The preparation and magnetic investigation of five mononuclear copper(II) complexes of formula [Cu(pyim)(C₂O₄)(H₂O)]·2H₂O (1), [Cu(pyim)(C₄O₄)(H₂O)₂]·2H₂O (2), Cu(pyim)(C₅O₅)·2.5H₂O (3), [Cu(H₂bim)(C₂O₄)(H₂O)]·H₂O (4) and [Cu(bpz)(C₅O₅)(H₂O)] (5) [pyim = 2-(2-pyridyl)imidazole, H₂bim = 2,2′-biimidazole, bpz = 2,2′-bipyrazine, C₂O₄²⁻ = dianion of oxalic acid, C₄O₄²⁻ = dianion of squaric acid and C₅O₅²⁻ = dianion of croconic acid] are reported.

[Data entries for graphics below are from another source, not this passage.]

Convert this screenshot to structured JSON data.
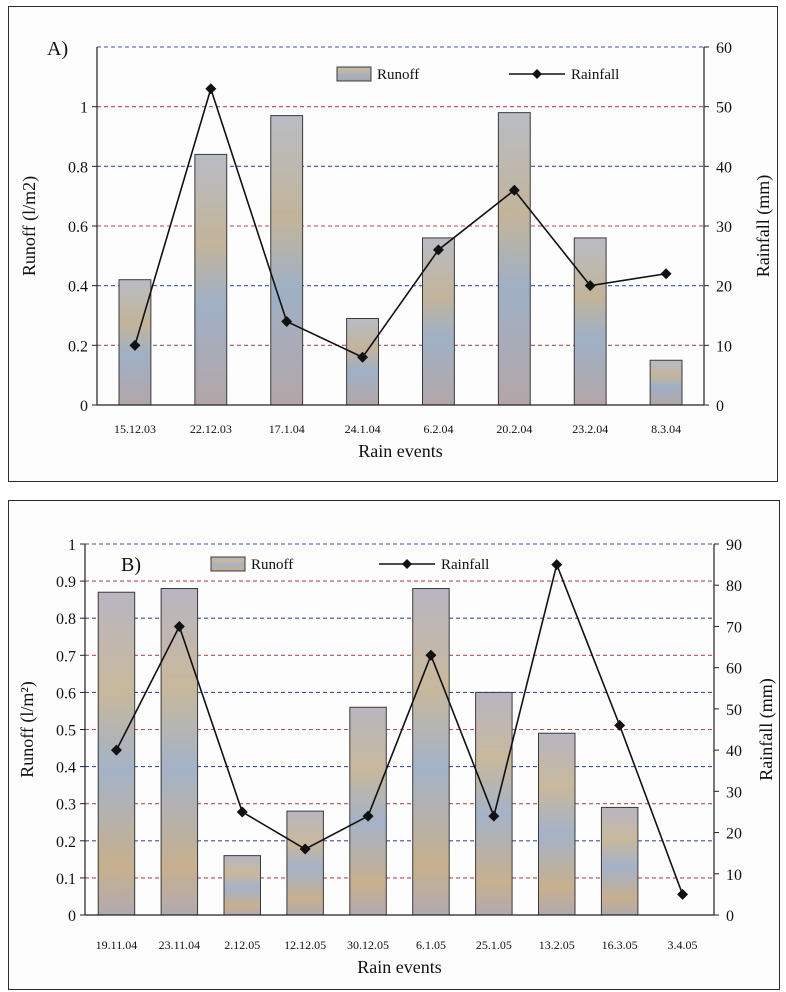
{
  "chart_data": [
    {
      "type": "bar+line",
      "panel_label": "A)",
      "xlabel": "Rain events",
      "ylabel": "Runoff (l/m2)",
      "y2label": "Rainfall (mm)",
      "categories": [
        "15.12.03",
        "22.12.03",
        "17.1.04",
        "24.1.04",
        "6.2.04",
        "20.2.04",
        "23.2.04",
        "8.3.04"
      ],
      "series": [
        {
          "name": "Runoff",
          "kind": "bar",
          "axis": "left",
          "values": [
            0.42,
            0.84,
            0.97,
            0.29,
            0.56,
            0.98,
            0.56,
            0.15
          ]
        },
        {
          "name": "Rainfall",
          "kind": "line",
          "axis": "right",
          "values": [
            10,
            53,
            14,
            8,
            26,
            36,
            20,
            22
          ]
        }
      ],
      "ylim": [
        0,
        1.2
      ],
      "yticks": [
        "0",
        "0.2",
        "0.4",
        "0.6",
        "0.8",
        "1"
      ],
      "y2lim": [
        0,
        60
      ],
      "y2ticks": [
        "0",
        "10",
        "20",
        "30",
        "40",
        "50",
        "60"
      ],
      "grid": true,
      "legend": "top"
    },
    {
      "type": "bar+line",
      "panel_label": "B)",
      "xlabel": "Rain events",
      "ylabel": "Runoff (l/m²)",
      "y2label": "Rainfall (mm)",
      "categories": [
        "19.11.04",
        "23.11.04",
        "2.12.05",
        "12.12.05",
        "30.12.05",
        "6.1.05",
        "25.1.05",
        "13.2.05",
        "16.3.05",
        "3.4.05"
      ],
      "series": [
        {
          "name": "Runoff",
          "kind": "bar",
          "axis": "left",
          "values": [
            0.87,
            0.88,
            0.16,
            0.28,
            0.56,
            0.88,
            0.6,
            0.49,
            0.29,
            0
          ]
        },
        {
          "name": "Rainfall",
          "kind": "line",
          "axis": "right",
          "values": [
            40,
            70,
            25,
            16,
            24,
            63,
            24,
            85,
            46,
            5
          ]
        }
      ],
      "ylim": [
        0,
        1
      ],
      "yticks": [
        "0",
        "0.1",
        "0.2",
        "0.3",
        "0.4",
        "0.5",
        "0.6",
        "0.7",
        "0.8",
        "0.9",
        "1"
      ],
      "y2lim": [
        0,
        90
      ],
      "y2ticks": [
        "0",
        "10",
        "20",
        "30",
        "40",
        "50",
        "60",
        "70",
        "80",
        "90"
      ],
      "grid": true,
      "legend": "top"
    }
  ],
  "colors": {
    "bar_fill": "#a8aab8",
    "bar_stroke": "#3a3a3a",
    "line": "#111111",
    "grid_blue": "#3a50a8",
    "grid_red": "#b05050"
  }
}
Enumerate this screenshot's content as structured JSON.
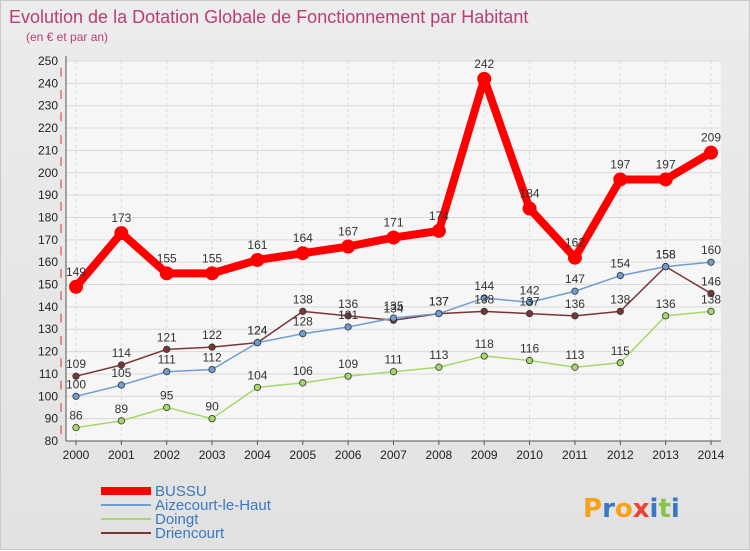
{
  "chart_data": {
    "type": "line",
    "title": "Evolution de la Dotation Globale de Fonctionnement par Habitant",
    "subtitle": "(en € et par an)",
    "x": [
      "2000",
      "2001",
      "2002",
      "2003",
      "2004",
      "2005",
      "2006",
      "2007",
      "2008",
      "2009",
      "2010",
      "2011",
      "2012",
      "2013",
      "2014"
    ],
    "ylim": [
      80,
      250
    ],
    "yticks": [
      80,
      90,
      100,
      110,
      120,
      130,
      140,
      150,
      160,
      170,
      180,
      190,
      200,
      210,
      220,
      230,
      240,
      250
    ],
    "grid": true,
    "legend_position": "bottom-left",
    "series": [
      {
        "name": "BUSSU",
        "color": "#ff0000",
        "values": [
          149,
          173,
          155,
          155,
          161,
          164,
          167,
          171,
          174,
          242,
          184,
          162,
          197,
          197,
          209
        ]
      },
      {
        "name": "Aizecourt-le-Haut",
        "color": "#6e9ed1",
        "values": [
          100,
          105,
          111,
          112,
          124,
          128,
          131,
          135,
          137,
          144,
          142,
          147,
          154,
          158,
          160
        ]
      },
      {
        "name": "Doingt",
        "color": "#a6d96a",
        "values": [
          86,
          89,
          95,
          90,
          104,
          106,
          109,
          111,
          113,
          118,
          116,
          113,
          115,
          136,
          138
        ]
      },
      {
        "name": "Driencourt",
        "color": "#7a3535",
        "values": [
          109,
          114,
          121,
          122,
          124,
          138,
          136,
          134,
          137,
          138,
          137,
          136,
          138,
          158,
          146
        ]
      }
    ]
  },
  "brand": {
    "text": "Proxiti",
    "letters": [
      "P",
      "r",
      "o",
      "x",
      "i",
      "t",
      "i"
    ],
    "colors": [
      "#f6a21b",
      "#3a78c4",
      "#f6a21b",
      "#ef4136",
      "#3a78c4",
      "#8bc34a",
      "#3a78c4"
    ]
  }
}
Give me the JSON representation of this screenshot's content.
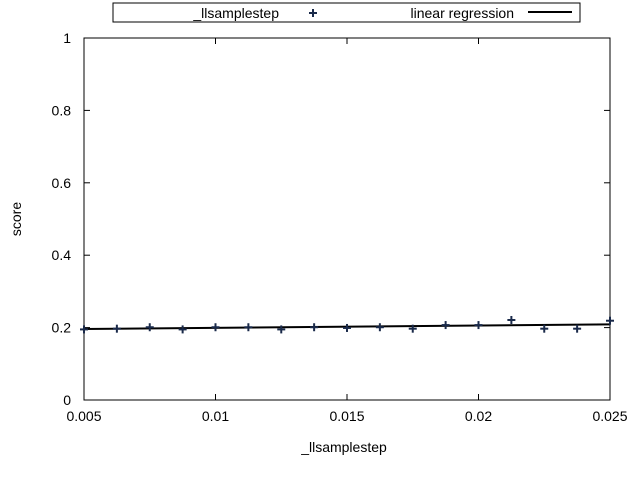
{
  "chart_data": {
    "type": "scatter",
    "title": "",
    "xlabel": "_llsamplestep",
    "ylabel": "score",
    "xlim": [
      0.005,
      0.025
    ],
    "ylim": [
      0,
      1
    ],
    "x_ticks": [
      "0.005",
      "0.01",
      "0.015",
      "0.02",
      "0.025"
    ],
    "y_ticks": [
      "0",
      "0.2",
      "0.4",
      "0.6",
      "0.8",
      "1"
    ],
    "grid": false,
    "legend_position": "top",
    "series": [
      {
        "name": "_llsamplestep",
        "type": "scatter",
        "marker": "plus",
        "color": "#1a2a4a",
        "x": [
          0.005,
          0.00625,
          0.0075,
          0.00875,
          0.01,
          0.01125,
          0.0125,
          0.01375,
          0.015,
          0.01625,
          0.0175,
          0.01875,
          0.02,
          0.02125,
          0.0225,
          0.02375,
          0.025
        ],
        "y": [
          0.195,
          0.197,
          0.201,
          0.195,
          0.201,
          0.201,
          0.195,
          0.201,
          0.199,
          0.201,
          0.197,
          0.207,
          0.207,
          0.221,
          0.197,
          0.197,
          0.219
        ]
      },
      {
        "name": "linear regression",
        "type": "line",
        "color": "#000000",
        "x": [
          0.005,
          0.025
        ],
        "y": [
          0.196,
          0.209
        ]
      }
    ]
  }
}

The crystal structures of 1, 2, 4 and 5 have been determined. The copper atom has a distorted square pyramidal geometry in this family of complexes: two nitrogen atoms from the bidentate nitrogen donor [pyim (1 and 2), H₂bim (4) and bpz (5)] and two oxygen atoms either from a chelating oxalate (1 and 4)/croconate (5) or from a monodentate squarate and a water molecule (2) build the basal plane whereas a water molecule fills the apical position (1, 2, 4 and 5). A semi-coordinated oxalate (1 and 4)/croconate (5) oxygen atom of a neighbouring molecule occupies the sixth coordination position, leading to centrosymmetric dinuclear units. Magnetic susceptibility measurements for 1–5 in the temperature range 2–290 K reveal the occurrence of weak intermolecular ferro- (1) and antiferromagnetic (2–5) interactions. The different strategies to use these neutral complexes as ligands in order to design polynuclear species are analyzed and discussed.